By: Matthew Scott
April 14, 2010
As we all know, the Great Recession has created some of the worst economic conditions in recent American history, with painfully high unemployment and rising mortgage defaults just two of many problems. But now there is some positive news, however slight: The financial mess appears to have inspired Americans to adopt better financial behavior, according to results of the latest Consumer Financial Literacy Survey from the National Foundation of Credit Counseling.

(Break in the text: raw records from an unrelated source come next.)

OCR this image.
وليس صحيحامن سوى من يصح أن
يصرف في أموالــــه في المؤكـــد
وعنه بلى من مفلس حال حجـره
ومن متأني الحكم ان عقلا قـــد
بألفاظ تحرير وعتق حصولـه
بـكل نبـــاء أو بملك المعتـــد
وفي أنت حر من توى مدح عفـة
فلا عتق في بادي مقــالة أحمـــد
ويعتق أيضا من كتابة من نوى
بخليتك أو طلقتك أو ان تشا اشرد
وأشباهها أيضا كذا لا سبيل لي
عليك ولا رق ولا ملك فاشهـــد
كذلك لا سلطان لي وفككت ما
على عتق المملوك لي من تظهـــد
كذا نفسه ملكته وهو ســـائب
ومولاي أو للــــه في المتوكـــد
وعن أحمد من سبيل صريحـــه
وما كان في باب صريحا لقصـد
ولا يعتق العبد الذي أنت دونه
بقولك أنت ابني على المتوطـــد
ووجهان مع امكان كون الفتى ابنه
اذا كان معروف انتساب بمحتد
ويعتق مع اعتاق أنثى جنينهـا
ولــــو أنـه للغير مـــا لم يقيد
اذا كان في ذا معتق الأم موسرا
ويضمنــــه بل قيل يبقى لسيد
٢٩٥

The survey says the percentage of people who claim to keep close track of their spending has risen to 43% from 39% in 2007. It also shows the percentage of adults with savings outside of their retirement plans has increased to 67% in 2010 from 63% in 2007.
Troubling Patterns Remain
"Sometimes it takes hitting bottom to facilitate change," says Susan C. Keating, president and CEO of the NFCC. "We are encouraged by the positive developments, but nonetheless remain concerned about the many areas where the survey exposed continued financial deficiencies."
Even though the survey showed progress in two major areas, troubling patterns remained. More than half of the respondents (56%) say they still don't have a budget. And 30% reported that they have no savings at all. In fact, the economic conditions have been so devastating that only 24% say they are now saving more money than they did a year ago.
"We still have a long way to go before Americans consider themselves financially literate," Keating says.